Initially the thought of not living in the same house as my children made me feel sick to my stomach, to think I’d not be coming home from work and hearing both my kids simultaneously call out “hi, dad” and my youngest rushing to the door to see his dad. Asking my oldest if she had started her homework and waiting for the dodgy excuse as to why she hadn’t. Then it hit me…., what will people say, will they look at my kids differently? Will they look at me differently? I was ashamed to have played my part in yet another broken home? This on top of other revelations left my head in a mess and almost a state of mourning, paranoia and constant anxiety.
As I moved out from the home, I’d shared with my children for 12 years I realised all I had was a few bags of clothes and trainers and my PS4, I had nothing. I couldn’t take the Tv, car or anything because it meant my kids would have to go without. So here I was, alone, hurting and had nothing but more importantly scared of how this situation would negatively affect the relationship between the kids and me. You see, I’m that guy who’s always with one or both of his kids, people joke and say my son is like my shadow and the same for my daughter when she was that age. To think we were going to be living separately and that I might miss out on our Saturday morning karaoke was something I shed tears over( bet our neighbours didn’t), I spent the next few weeks constantly worrying about the effect the breakup was having on my children. After a heart to heart with my oldest in which she said “as long I get to see you and can call you when I want, I’ll be ok” I realised that maybe things were not gonna be as bad a I expected.

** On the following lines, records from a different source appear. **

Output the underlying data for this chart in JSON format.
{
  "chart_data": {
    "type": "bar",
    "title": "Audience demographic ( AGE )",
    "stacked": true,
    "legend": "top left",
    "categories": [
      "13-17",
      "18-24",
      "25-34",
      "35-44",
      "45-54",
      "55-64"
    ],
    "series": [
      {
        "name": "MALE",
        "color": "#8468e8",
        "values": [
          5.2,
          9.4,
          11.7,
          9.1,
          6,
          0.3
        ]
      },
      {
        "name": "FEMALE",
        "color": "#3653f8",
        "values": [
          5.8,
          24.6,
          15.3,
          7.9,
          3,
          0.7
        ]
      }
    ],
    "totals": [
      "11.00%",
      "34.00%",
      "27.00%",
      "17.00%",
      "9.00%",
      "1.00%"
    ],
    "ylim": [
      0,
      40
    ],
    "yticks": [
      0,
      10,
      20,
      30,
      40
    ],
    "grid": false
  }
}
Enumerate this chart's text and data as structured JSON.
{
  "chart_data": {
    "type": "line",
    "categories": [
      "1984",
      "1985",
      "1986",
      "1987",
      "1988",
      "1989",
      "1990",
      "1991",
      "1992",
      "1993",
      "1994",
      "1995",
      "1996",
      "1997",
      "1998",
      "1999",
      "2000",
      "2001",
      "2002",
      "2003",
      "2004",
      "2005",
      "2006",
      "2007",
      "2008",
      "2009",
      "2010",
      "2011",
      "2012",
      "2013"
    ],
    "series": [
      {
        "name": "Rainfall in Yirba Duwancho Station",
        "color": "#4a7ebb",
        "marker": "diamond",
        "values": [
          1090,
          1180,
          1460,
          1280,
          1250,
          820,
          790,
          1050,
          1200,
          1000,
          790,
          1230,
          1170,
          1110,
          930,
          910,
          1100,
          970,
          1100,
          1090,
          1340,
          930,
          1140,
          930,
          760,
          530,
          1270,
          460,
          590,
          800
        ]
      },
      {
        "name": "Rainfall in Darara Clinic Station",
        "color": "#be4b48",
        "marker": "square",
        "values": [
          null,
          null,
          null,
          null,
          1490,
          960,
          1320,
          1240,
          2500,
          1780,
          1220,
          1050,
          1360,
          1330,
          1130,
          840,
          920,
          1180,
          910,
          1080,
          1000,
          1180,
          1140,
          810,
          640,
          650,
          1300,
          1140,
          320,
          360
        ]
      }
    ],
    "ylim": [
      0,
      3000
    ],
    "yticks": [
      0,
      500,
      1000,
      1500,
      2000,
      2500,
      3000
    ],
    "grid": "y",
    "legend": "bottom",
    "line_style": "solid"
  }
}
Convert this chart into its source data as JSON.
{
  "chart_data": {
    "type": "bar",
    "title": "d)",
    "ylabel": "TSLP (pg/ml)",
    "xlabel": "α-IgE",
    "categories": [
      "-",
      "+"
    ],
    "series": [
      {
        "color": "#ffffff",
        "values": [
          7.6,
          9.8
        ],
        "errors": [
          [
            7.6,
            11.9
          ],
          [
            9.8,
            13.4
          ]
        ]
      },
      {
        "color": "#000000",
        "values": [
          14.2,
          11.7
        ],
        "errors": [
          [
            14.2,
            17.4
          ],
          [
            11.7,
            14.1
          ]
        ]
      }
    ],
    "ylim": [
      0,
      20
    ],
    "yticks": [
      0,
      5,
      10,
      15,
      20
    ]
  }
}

Since that day both my children and I have spent a lot of time together having new experiences and visiting new places, I’d probably go as far as saying, had this break up not happened maybe we wouldn’t have as good a relationship as we currently enjoy. As I look forward to sharing my children’s company at Christmas I’d say to anyone who’s at the beginning of this break up period and dreading what it’s going to be like, talk to your children explain the best you can what’s going on without blaming anyone and quite often they will surprise you with their outlook and maturity.
I look at it like this if my children are happy then so should I be and I for one can honestly say both my kids are very happy.